WASHINGTON — A U.S. House subcommittee hearing aimed at refining the draft of a possible college-sports bill drew significant interest and participation from legislators on Thursday, but provided few clues about a path forward.

Republicans and Democrats basically agreed that Congress needs to get involved in addressing the wide array of issues that have been raised by college athletes becoming able to make money from their name, image and likeness (NIL). However, significant differences remain about how to do that.

Draft legislation is being offered by Rep. Gus Bilirakis, R-Fla., who chairs House Energy and Commerce Committee’s innovation, data and commerce subcommittee — the panel that met Thursday in what was billed as legislative hearing. That’s a step up from an educational hearing, one of which the subcommittee held last March. But it’s short of a mark-up.

How the hearing unfolded

In his opening remarks Thursday, Bilirakis said he wants to file a bill “as soon as possible” because it’s needed “to save college sports as we know it.” And NCAA President Charlie Baker — part of a witness panel that also included three college athletes — continued to make the association’s case for a federal law that would, among other goals, resolve a patchwork of state NIL laws, provide the NCAA with some legal protection from antitrust lawsuits and prohibit athletes from becoming employees of their schools based on their participation in sports.

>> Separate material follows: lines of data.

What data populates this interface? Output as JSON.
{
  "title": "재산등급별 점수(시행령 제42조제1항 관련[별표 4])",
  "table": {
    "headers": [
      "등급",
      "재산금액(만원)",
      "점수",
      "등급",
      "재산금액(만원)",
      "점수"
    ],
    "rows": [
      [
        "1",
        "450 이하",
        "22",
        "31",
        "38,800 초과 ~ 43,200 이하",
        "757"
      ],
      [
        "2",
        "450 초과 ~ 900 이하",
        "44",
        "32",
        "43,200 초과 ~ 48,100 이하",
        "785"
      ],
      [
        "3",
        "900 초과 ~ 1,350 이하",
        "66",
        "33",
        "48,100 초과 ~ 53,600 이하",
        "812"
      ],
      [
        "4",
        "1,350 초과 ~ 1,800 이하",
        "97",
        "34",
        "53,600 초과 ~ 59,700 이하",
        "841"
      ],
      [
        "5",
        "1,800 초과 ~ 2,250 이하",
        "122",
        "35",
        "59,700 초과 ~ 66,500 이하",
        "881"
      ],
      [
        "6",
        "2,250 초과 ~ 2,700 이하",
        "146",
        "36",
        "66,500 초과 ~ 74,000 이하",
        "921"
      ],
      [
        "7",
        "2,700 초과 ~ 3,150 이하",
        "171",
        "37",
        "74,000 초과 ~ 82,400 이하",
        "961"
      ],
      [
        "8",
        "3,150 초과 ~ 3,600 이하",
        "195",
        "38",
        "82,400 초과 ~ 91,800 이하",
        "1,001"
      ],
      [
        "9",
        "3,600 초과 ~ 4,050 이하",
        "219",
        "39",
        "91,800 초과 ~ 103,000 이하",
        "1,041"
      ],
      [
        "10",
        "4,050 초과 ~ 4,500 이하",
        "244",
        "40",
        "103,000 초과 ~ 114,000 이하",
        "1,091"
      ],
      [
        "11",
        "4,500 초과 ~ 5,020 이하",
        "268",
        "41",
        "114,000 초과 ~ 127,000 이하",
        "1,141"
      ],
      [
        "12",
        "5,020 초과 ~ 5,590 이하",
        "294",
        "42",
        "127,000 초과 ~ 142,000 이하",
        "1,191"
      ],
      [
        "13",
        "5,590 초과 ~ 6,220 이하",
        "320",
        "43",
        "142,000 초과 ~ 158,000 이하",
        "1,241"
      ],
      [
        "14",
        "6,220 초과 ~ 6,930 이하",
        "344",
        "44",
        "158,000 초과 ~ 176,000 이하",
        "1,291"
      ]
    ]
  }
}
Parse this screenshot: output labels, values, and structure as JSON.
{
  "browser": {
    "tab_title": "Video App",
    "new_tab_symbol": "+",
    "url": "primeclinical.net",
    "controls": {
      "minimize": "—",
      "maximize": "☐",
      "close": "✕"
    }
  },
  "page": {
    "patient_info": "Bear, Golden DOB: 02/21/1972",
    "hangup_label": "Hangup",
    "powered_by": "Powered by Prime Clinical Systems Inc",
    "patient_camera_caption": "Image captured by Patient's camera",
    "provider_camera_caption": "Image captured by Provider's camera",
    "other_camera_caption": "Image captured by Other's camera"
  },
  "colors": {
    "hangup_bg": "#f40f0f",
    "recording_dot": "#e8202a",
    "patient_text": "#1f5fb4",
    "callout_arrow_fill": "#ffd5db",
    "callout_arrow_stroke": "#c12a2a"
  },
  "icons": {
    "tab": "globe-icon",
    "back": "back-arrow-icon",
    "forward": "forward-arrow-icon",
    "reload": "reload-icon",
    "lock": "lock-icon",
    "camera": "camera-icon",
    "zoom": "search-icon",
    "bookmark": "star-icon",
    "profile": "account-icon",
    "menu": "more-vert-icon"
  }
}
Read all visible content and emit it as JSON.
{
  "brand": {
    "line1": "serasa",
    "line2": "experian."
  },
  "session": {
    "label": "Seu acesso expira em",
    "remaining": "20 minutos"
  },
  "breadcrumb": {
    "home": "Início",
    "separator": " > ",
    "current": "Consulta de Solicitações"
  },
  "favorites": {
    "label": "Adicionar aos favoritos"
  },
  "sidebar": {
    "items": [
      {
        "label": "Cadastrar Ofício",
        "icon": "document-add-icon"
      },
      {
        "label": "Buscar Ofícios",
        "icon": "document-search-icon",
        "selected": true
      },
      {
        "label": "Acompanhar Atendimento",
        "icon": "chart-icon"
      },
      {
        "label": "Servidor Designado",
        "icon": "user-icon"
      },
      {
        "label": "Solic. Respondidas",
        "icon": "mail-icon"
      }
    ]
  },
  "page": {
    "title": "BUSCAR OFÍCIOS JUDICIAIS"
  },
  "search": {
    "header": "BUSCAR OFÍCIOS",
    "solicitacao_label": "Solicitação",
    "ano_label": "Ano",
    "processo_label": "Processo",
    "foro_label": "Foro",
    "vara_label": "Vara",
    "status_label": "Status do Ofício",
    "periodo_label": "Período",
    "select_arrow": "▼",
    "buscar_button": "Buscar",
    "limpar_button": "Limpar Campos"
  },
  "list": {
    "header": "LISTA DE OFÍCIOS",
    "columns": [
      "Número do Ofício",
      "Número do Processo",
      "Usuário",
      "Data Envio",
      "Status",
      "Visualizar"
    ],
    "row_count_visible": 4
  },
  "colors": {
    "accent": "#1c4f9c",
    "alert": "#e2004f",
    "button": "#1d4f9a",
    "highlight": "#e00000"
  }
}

A 3½-hour session ensued, with questions coming from 19 of the 23 subcommittee members and eight more members of the full committee.

Along the way, Democrats made clear there would be a long road ahead in the House. And Rep. Lori Trahan, D-Mass., a former Division I college volleyball player and a long-standing advocate of athletes’ rights, said afterward she does not think a measure with an antitrust exemption or provision barring athletes from becoming school employees would pass in this Congressional session.

Bilirakis’ current draft would prohibit athletes from becoming school employees, and it would provide a specific form of antitrust protection that is narrower than the type for which the NCAA has been lobbying.

“It’s hard to imagine in this Congress, getting to an agreement on an antitrust exemption — on employment,” Trahan said. “That’s not going to pass both chambers and … Democrats and Republicans won’t come together on that one.”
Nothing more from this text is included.